Thursday, January 29, 2009
California Supreme Court Agrees to Hear CSU Whistleblower Lawsuit
By a MetNews Staff Writer
The California Supreme Court yesterday agreed to decide whether a California State University employee must seek writ review of an adverse employment decision prior to filing a whistleblower suit.
By a vote of 6-0, with Chief Justice Ronald M. George absent and not participating, the justices voted at yesterday’s conference to review the Oct. 30 ruling of this district’s Court of Appeal, Div. One, in Runyon v. Board of Trustees of California State University, B195213.
The plaintiff, Dr. L. Richard Runyon, claims he was terminated from the chairmanship of the Finance, Real Estate and Law Department of the College of Business Administration at CSU Long Beach—a post he held from 1991 to 2004—in retaliation for his numerous complaints of alleged mismanagement by the college’s dean, Luis Ma Calingo.
Calingo said he lost confidence in Runyon as a result of the chairman’s failure to conduct an adequate review of the department’s curriculum. Runyon filed an administrative complaint of retaliation, but the university determined that there was no relationship between Runyon’s complaints and his termination.
He then filed suit under a whistleblower retaliation statute that applies specifically to CSU employees, Government Code Sec. 8547.12. The statute permits employees to seek damages following administrative review of their internal whistleblower complaints.
Los Angeles Superior Court Judge Jane L. Johnson granted the university’s motion for summary judgment, concluding that the damage action authorized by the statute was precluded if the university conducted an investigation in good faith and rendered a timely decision adverse to the employee, unless that decision was overturned by writ of administrative mandate.
Retired Justice J. Gary Hastings, who authored an unpublished opinion while sitting on assignment in Div. One, said the trial judge was correct. In doing so, he rejected the contention that a provision in the statute allowing an employee to sue without exhausting administrative remedies if an administrative complaint has not been “satisfactorily addressed” within 18 months applied.

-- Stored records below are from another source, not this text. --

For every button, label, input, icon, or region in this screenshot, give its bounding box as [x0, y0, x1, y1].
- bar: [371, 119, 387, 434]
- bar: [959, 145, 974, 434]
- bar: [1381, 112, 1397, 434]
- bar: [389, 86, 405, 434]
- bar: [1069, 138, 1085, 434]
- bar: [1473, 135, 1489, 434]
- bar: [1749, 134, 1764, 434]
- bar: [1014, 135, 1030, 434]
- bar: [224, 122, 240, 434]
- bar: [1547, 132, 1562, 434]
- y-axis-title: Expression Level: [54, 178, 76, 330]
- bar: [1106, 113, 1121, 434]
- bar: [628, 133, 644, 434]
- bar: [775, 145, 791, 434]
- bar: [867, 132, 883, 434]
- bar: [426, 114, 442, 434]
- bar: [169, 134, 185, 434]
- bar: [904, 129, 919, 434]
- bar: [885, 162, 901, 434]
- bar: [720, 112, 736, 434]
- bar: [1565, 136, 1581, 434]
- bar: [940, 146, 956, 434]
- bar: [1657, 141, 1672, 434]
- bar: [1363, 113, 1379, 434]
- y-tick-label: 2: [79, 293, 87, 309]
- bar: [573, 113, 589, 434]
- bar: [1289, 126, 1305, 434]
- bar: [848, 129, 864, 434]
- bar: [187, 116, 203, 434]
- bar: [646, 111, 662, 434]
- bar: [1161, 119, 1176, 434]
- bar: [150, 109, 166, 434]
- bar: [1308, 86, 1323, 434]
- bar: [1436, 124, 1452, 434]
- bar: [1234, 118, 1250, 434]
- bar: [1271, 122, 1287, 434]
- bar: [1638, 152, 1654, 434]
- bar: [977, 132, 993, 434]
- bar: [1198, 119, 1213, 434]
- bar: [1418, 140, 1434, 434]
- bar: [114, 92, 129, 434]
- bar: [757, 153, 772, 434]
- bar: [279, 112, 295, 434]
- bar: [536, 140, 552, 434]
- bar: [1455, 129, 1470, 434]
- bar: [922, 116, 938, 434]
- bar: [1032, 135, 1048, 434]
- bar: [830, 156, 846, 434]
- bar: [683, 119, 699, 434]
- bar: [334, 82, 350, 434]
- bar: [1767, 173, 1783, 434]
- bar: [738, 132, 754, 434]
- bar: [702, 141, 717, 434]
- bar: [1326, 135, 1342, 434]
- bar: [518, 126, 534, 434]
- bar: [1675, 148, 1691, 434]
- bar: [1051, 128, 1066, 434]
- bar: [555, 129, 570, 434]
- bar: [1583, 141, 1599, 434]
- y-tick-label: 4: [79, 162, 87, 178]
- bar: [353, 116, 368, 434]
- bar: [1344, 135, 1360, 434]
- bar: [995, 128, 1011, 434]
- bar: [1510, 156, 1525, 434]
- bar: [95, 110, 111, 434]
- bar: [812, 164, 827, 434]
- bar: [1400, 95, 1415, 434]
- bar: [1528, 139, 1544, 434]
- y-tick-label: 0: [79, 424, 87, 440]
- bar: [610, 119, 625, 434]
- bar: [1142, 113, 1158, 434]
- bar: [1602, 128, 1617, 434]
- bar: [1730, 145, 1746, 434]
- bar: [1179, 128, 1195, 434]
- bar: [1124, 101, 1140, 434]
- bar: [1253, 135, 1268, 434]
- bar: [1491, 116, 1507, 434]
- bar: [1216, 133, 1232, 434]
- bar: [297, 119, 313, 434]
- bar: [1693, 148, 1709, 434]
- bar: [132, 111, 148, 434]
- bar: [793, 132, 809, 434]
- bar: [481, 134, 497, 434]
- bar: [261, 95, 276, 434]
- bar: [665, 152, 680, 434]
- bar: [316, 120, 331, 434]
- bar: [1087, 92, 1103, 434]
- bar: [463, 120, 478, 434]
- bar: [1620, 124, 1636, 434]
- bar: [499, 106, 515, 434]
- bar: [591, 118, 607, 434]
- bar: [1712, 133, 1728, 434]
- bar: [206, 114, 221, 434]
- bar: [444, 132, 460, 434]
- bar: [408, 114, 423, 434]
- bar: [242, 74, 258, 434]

Hastings concluded that a complaint is satisfactorily addressed if a decision is rendered within the 18-month period. There is no requirement, he said, that the university offer a particular level of due process, as Runyon contended.
The justice cited Miklosy v. Regents of the University of California, (2008) 44 Cal.4th 876, in which the court held that employees who obtained a timely administrative decision on their retaliation complaint against the University of California could not sue under a similar provision of the whistleblower statute.
In other conference action, the justices:
•Denied requests for publication of a Nov. 12 decision of the First District’s Div. Three upholding a $403,548 attorney fee award against Apple Inc. CEO Steve Jobs and the Town of Woodside. The fees were awarded under the private attorney general statute after the preservation group Uphold Our Heritage successfully challenged the San Mateo County town’s decision allowing Jobs to demolish an historic 17,000-foot mansion to build a smaller residence.
•Asked the State Bar Court for a recommendation as to whether former Orange Superior Court Judge Kelly MacEachern should be allowed to resume practicing law. MacEachern was ousted from the bench by the Commission on Judicial Performance last June.
The CJP said the onetime prosecutor engaged in willful misconduct by claiming reimbursement for attending judicial education classes that she did not, and was not authorized to, take.
•Agreed to answer a certified question from the Ninth U.S. Circuit Court of Appeals as to whether the broadband telephone company Vonage’s alleged sending of unsolicited e-mails from multiple domain names in order to bypass spam filters violated the ban on falsified, misrepresented, or forged header information in the anti-spam law, Business and Professions Code Sec. 17529.5.
The Ninth Circuit said the answer may be dispositive of the plaintiff’s appeal in Kleffman v. Vonage Holdings Corp., 07-56171. U.S. District Judge Gary A. Feess of the Central District of California dismissed the putative class action complaint for failure to state a cause of action.